Thank goodness the Cold War is over and the Russians are our friends now.

What's that? The news? No, I haven't really been watching the international news why? I'm sorry, did you say "the Father of All Bombs?"

It's not the Russian bombs that worry me... It's the commandos...

Now, I'm no expert on the modern Russian military, but I know enough to provide an overview of this interesting bunch. "Spetsnaz" is an inclusive term tha is a Russian acronym of two words roughly translating as "Special Purpose." An equivalent term for us in the West might be "SWAT." Many different units in the Russian military, law enforcement, and intelligence organizations carry the designator "Spetsnaz." There is no single "Spetsnaz" unit. Some Spetsnaz units are covert, black ops types like our own Delta or SEALs. Others are assault formations like our Rangers. Others are police teams with paramilitary roles. These aren't just SWAT teams, but whole battalions of civil troops deployed as border patrols or riot police, or anti-terror squads.

What they all share is an ability to blow stuff up and the lack of subtlty that is a Russian hallmark. Most Spetsnaz feel a sledgehammer will do, even if a scalpel might be ideal.

From deep in the Cold War emerges a tradition of presenting Spetsnaz as bezerk supermen and brutal thugs with extensive training. As with any legend there is some truth to some stories... but how much truth, and which stories?

Reportedly, the Spetsnaz are all issued a very solid entrenching tool and are taught to use this mini-shovel for all kinds of survival purposes. Graduation in this educational block comes when the Spetsnaz soldier is dumped into a pit with wild dogs with only his e-tool for defense. Either the man or the dogs leave the pit.

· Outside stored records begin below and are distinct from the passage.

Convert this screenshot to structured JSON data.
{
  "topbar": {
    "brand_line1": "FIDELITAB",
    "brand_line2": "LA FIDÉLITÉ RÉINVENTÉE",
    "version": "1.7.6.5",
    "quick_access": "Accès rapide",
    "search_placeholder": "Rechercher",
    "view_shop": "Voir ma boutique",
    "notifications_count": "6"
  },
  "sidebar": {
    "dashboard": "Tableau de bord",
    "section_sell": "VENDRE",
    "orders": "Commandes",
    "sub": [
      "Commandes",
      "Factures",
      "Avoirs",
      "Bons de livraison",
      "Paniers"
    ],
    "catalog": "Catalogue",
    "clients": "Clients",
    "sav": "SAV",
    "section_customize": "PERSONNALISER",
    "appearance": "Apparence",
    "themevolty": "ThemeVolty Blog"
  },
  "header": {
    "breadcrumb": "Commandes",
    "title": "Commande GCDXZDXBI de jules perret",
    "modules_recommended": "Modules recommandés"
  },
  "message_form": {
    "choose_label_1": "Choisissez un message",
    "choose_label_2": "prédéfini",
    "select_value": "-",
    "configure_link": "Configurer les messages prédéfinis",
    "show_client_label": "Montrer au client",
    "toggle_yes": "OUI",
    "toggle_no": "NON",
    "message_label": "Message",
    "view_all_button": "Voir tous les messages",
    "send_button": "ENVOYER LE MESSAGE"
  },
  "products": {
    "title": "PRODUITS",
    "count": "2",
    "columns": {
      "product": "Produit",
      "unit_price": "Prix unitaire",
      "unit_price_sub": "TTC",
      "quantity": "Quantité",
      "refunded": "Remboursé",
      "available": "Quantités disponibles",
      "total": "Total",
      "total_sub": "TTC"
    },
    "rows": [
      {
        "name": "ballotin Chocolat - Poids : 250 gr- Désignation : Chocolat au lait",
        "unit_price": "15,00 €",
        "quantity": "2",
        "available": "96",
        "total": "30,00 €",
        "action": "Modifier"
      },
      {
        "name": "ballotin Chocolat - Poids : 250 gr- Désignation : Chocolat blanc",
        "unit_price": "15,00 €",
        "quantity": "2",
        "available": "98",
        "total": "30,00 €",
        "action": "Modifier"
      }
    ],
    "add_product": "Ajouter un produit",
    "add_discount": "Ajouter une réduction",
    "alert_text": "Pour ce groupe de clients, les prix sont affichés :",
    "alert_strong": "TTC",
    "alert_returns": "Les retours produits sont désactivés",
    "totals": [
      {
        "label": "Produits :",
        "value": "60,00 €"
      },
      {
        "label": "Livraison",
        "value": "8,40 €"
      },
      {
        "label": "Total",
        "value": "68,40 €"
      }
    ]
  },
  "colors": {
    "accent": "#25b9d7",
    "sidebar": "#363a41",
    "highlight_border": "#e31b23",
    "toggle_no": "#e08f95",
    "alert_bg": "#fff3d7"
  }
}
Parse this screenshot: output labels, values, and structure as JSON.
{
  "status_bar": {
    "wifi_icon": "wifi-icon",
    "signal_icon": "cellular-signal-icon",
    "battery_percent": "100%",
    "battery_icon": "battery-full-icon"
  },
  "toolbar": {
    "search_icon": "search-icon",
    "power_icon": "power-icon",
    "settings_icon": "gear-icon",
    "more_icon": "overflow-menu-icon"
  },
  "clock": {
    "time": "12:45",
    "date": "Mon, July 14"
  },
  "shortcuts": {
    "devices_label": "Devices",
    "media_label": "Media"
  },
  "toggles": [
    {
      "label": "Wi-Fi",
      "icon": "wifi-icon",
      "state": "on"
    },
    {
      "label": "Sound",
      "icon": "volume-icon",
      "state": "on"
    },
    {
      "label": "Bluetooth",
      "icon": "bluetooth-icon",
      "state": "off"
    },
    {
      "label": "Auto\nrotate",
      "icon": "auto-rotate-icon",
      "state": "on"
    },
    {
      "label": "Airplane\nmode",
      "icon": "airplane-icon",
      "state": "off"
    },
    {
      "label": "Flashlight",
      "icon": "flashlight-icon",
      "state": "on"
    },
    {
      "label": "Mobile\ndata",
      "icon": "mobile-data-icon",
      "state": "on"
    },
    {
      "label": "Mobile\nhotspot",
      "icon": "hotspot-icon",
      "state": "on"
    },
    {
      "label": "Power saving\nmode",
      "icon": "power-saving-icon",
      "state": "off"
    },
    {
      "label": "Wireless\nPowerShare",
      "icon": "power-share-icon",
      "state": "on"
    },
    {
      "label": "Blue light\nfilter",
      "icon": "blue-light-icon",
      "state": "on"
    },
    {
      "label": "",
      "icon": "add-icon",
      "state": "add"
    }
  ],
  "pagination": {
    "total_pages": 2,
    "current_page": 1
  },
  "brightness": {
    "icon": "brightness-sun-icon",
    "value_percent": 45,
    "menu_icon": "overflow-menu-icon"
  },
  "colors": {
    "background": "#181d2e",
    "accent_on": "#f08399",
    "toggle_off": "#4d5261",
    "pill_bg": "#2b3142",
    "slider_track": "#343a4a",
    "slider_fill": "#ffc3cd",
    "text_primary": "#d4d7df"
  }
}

Spetsnaz are said to be martial arts masters of secret traditional Russian techniques of unarmed combat: Sambo, and a little something known today as "Systema." Plenty of propaganda photos of high-kicking Russiand, and board-breaking stunts exist. Since the tearing down of the Berlin Wall, a slew of Russian Emigres have opened martial arts schools in the West claiming to share these once secret techniques.